Could you please help me to tune my regexp so it works the way I want ?

Thank you in advance,

Fred.

···

--
Posted via http://www.ruby-forum.com/.

fr fred:
# When I try this :

···

#
# @a = "blabla1 blabla1 <math>test1<\math> blabla2 blabla2
# <math>test2<\math>"
# @b = @a.gsub(/<math>.+<\math>/,'ok')
#
# I get "blabla1 blabla1 ok" instead of "blabla1 blabla1 ok blabla2
# blabla2 ok"
#
# Could you please help me to tune my regexp so it works the
# way I want ?

your code works fine here,

irb(main):001:0> @a = "blabla1 blabla1 <math>test1<\math> blabla2 blabla2
irb(main):002:0" <math>test2<\math>"
=> "blabla1 blabla1 <math>test1<math> blabla2 blabla2 \n<math>test2<math>"
irb(main):003:0> @b = @a.gsub(/<math>.+<\math>/,'ok')
=> "blabla1 blabla1 ok blabla2 blabla2 \nok"

(ignore the newline; i just copiednpaste fr your email...)

kind regards -botp

Hi --

Hello,

I'm new to Ruby and I'm fighting with regexp.

I would like to replace '<math>test1<\math>' and '<math>test2<\math>' by
'ok' in the string "blabla1 blabla1 <math>test1<\math> blabla2 blabla2
<math>test2<\math>"

When I try this :

@a = "blabla1 blabla1 <math>test1<\math> blabla2 blabla2
<math>test2<\math>"
@b = @a.gsub(/<math>.+<\math>/,'ok')

I get "blabla1 blabla1 ok" instead of "blabla1 blabla1 ok blabla2
blabla2 ok"

Could you please help me to tune my regexp so it works the way I want ?

As I suspect seven or eight people will tell you, you need to make
your one-or-more quantifier non-greedy :slight_smile: Note the question mark:

   a = "blabla1 blabla1 <math>test1<\\math> blabla2 blabla2
   <math>test2<\\math>"
   puts a.gsub(/<math>.+?<\\math>/,'ok')

I've made a couple of other changes. In a double-quoted string, "\m"
is just the letter m. If you want a \ you have to escape it with
another \. (Are you sure you don't want a forward slash anyway?)

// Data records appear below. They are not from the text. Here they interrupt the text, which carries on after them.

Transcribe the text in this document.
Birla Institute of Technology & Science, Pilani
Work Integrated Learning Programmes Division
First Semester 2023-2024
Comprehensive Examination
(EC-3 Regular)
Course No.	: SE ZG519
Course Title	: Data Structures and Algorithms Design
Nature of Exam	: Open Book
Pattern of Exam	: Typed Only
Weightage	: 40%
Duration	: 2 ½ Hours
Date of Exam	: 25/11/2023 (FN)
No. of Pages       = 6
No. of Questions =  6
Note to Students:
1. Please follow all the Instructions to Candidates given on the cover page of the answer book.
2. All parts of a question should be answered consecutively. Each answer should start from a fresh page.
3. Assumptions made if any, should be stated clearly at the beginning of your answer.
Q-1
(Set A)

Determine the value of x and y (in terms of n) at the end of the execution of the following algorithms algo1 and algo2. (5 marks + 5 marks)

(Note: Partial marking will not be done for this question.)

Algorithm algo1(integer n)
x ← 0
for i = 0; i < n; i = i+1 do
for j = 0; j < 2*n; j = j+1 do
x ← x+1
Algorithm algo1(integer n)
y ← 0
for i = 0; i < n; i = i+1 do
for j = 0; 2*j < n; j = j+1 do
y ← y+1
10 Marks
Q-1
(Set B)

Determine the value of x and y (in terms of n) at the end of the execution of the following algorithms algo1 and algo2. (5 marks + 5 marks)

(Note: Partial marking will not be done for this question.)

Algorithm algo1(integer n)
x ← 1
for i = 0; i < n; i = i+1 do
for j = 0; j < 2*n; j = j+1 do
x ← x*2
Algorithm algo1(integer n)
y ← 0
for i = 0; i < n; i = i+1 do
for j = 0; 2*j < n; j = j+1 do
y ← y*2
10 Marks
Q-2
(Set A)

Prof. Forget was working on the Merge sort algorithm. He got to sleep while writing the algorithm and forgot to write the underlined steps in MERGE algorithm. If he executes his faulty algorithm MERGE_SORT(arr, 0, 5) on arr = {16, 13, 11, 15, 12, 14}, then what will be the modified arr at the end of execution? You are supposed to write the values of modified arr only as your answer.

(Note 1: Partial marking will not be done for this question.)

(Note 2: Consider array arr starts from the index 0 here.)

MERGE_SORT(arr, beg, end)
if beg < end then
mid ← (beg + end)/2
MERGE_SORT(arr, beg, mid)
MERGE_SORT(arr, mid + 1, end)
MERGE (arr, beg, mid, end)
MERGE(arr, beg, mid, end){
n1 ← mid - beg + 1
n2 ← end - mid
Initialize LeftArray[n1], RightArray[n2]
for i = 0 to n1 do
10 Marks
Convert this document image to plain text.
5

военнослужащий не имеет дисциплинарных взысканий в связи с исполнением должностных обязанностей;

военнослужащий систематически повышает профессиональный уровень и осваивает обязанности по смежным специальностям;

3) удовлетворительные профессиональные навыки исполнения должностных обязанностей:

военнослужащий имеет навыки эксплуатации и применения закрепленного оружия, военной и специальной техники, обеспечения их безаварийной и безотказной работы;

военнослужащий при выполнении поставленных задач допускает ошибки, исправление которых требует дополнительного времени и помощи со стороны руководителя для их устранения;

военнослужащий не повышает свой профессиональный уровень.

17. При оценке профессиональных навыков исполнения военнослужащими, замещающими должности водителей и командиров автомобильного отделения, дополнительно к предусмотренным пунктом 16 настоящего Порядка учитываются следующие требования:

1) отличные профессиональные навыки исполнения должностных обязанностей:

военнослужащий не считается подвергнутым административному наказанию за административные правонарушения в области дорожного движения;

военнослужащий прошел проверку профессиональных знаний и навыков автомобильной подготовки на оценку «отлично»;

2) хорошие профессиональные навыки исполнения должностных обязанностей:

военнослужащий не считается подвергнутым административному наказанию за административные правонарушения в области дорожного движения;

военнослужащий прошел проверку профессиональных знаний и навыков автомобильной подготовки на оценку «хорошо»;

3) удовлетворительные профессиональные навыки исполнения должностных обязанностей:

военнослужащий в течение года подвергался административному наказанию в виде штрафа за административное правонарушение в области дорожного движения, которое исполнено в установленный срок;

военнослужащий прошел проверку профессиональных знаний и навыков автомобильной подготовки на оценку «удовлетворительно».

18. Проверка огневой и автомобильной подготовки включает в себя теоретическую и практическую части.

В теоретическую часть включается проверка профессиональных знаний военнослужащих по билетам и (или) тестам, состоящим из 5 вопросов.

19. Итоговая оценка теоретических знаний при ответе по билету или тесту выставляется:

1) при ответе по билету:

I have a feeling you don't really need instance variables here; if
not, it's better to use locals.

David

···

On Fri, 7 Jul 2006, Fred VD wrote:

--
  "To fully realize the potential of Rails, it's crucial that you take
    the time to fully understand Ruby--and with "Ruby for Rails" David
       has provided just what you need to help you achieve that goal."
       -- DAVID HEINEMEIER HANSSON, in the foreword to RUBY FOR RAILS.
  Complete foreword & sample chapters at http://www.manning.com/black\!

You need to replace .+ with .+? - the former is 'greedy'; i.e. it
matches as much as it possibly can, so it matches everything between
the first <math> and the last <\math>.

martin

···

On 7/7/06, Fred VD <outrelouxhe@yahoo.fr> wrote:

Hello,

I'm new to Ruby and I'm fighting with regexp.

I would like to replace '<math>test1<\math>' and '<math>test2<\math>' by
'ok' in the string "blabla1 blabla1 <math>test1<\math> blabla2 blabla2
<math>test2<\math>"

When I try this :

@a = "blabla1 blabla1 <math>test1<\math> blabla2 blabla2
<math>test2<\math>"
@b = @a.gsub(/<math>.+<\math>/,'ok')

I get "blabla1 blabla1 ok" instead of "blabla1 blabla1 ok blabla2
blabla2 ok"

Could you please help me to tune my regexp so it works the way I want ?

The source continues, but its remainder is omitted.